Revolution Medicines' stock has skyrocketed 125% in 2026, driven by positive Phase 3 data for its lead drug daraxonrasib and news that billionaire Stanley Druckenmiller is loading up on shares. The DeepValue report had earlier rated the stock a Potential Sell at ~$98, citing limited near-term catalysts and a premium valuation, but the Phase 3 success now validates the drug's potential and has attracted high-profile investors. While the positive data reduce the risk of failure, the stock has already surpassed the report's bull case of $130, suggesting much of the upside is priced in.

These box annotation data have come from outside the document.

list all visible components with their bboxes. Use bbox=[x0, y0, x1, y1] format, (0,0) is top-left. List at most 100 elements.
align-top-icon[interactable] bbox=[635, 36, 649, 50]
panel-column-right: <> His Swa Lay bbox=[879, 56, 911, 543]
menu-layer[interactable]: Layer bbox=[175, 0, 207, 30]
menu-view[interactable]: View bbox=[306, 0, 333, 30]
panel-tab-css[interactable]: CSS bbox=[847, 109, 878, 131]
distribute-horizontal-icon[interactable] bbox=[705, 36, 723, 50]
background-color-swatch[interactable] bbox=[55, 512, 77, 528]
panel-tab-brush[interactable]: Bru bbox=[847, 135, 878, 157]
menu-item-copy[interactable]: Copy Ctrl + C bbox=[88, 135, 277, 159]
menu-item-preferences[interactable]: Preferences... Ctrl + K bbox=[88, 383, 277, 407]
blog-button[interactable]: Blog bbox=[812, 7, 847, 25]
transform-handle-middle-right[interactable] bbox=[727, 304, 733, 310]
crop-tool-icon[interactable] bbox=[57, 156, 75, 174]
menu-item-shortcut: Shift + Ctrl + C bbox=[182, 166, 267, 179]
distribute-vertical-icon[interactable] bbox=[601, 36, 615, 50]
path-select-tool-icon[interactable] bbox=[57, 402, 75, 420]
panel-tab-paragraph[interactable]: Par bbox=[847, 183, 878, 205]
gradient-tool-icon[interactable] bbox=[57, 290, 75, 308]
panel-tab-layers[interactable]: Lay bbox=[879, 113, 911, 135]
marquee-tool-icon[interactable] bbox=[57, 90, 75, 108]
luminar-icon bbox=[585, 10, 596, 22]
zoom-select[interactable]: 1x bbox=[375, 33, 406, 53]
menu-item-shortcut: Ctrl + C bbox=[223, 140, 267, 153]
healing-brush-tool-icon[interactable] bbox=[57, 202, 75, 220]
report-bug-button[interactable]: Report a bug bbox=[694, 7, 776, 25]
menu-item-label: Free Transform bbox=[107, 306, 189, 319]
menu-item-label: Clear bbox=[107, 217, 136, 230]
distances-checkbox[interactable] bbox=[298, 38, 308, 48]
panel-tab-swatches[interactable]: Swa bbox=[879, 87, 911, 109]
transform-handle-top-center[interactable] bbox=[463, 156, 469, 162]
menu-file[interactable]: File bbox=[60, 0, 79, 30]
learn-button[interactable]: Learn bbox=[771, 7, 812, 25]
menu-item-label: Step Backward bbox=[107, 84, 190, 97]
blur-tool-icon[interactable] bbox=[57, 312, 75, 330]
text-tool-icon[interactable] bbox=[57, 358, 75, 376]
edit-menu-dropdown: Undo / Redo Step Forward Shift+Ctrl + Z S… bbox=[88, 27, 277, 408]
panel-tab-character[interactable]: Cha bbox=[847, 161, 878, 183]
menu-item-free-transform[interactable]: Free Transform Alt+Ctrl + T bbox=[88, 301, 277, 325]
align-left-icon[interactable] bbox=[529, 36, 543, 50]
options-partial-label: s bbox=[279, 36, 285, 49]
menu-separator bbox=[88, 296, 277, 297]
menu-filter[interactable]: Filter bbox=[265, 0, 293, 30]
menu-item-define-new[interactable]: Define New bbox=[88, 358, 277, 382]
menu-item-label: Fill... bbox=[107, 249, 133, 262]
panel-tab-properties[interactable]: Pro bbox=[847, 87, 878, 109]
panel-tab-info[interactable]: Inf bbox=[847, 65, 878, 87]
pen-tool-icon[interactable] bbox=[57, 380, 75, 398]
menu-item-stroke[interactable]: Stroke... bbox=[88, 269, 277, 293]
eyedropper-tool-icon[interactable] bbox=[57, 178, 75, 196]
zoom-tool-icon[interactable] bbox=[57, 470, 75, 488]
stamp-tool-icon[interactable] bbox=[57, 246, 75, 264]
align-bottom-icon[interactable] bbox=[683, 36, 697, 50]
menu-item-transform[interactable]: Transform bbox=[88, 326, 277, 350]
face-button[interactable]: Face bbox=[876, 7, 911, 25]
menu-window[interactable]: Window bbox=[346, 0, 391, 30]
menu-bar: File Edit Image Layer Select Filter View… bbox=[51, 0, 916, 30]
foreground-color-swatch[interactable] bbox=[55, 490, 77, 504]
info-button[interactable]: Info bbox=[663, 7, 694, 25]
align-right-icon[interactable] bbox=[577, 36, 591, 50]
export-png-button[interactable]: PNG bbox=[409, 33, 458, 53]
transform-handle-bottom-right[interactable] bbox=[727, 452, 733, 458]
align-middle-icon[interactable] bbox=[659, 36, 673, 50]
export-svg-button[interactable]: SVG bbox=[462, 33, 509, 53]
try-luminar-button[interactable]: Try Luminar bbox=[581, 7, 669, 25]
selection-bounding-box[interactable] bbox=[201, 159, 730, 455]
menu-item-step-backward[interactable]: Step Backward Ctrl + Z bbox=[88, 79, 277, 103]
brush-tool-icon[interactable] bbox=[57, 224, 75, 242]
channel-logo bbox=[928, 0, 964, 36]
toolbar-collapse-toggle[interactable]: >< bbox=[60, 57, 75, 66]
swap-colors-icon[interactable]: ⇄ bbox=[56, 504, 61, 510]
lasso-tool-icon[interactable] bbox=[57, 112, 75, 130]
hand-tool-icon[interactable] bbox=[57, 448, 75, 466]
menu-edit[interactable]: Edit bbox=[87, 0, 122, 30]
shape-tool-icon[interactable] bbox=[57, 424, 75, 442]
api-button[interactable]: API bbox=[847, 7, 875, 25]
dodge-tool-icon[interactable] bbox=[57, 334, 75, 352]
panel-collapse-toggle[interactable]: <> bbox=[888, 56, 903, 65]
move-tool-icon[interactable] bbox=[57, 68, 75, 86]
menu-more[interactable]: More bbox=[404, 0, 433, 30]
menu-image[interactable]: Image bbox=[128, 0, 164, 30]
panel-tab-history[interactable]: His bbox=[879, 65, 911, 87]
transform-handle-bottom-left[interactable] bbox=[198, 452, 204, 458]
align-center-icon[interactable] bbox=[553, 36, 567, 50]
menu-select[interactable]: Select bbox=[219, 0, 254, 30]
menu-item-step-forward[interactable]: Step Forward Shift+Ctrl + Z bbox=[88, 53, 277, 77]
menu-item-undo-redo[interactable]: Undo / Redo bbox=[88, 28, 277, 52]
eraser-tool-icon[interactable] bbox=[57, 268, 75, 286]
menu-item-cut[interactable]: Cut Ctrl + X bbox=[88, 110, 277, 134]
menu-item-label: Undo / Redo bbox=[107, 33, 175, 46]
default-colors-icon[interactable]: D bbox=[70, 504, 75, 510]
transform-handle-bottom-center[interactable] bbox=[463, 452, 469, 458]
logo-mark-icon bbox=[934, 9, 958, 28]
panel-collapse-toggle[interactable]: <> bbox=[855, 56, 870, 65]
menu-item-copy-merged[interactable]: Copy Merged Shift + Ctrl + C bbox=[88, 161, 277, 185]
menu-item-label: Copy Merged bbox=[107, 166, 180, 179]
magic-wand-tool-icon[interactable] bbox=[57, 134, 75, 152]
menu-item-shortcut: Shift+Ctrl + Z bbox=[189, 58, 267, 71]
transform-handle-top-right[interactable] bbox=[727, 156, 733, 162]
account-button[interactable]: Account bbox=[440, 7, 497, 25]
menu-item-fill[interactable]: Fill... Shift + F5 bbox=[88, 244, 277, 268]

The company still faces significant cash burn and royalty encumbrances that could weigh on future returns. Investors should weigh the validated clinical progress against the stretched valuation and consider taking partial profits.

Implication

The Phase 3 positive data have dramatically improved Revolution's outlook, reducing the binary risk that was central to the earlier bearish thesis. However, the stock's 125% gain has pushed it well above the report's bull case of $130, implying that the market now expects not only approval but also strong commercial performance and potential M&A. The company's $1 billion+ annual cash burn and the royalty obligations to Royalty Pharma will cap per-share value creation even if sales materialize. Druckenmiller's buying adds a positive sentiment tailwind, but it also increases crowdedness and the risk of a sharp pullback if sentiment shifts. For current holders, it's a good time to book partial gains; for new investors, wait for a pullback to a more attractive risk-reward zone, such as near the $100–130 range, where the downside is better protected by the validated pipeline.

Thesis delta

The primary risk of Phase 3 failure has been removed, altering the thesis from a speculative sell to a 'show me' story with high execution risk and a fully priced valuation. The stock has already overshot the original bull case, leaving limited upside without additional catalysts like M&A or superior sales data. The margin of safety has eroded further, making the stock a hold for existing shareholders with a high tolerance for volatility, but less attractive for new entries.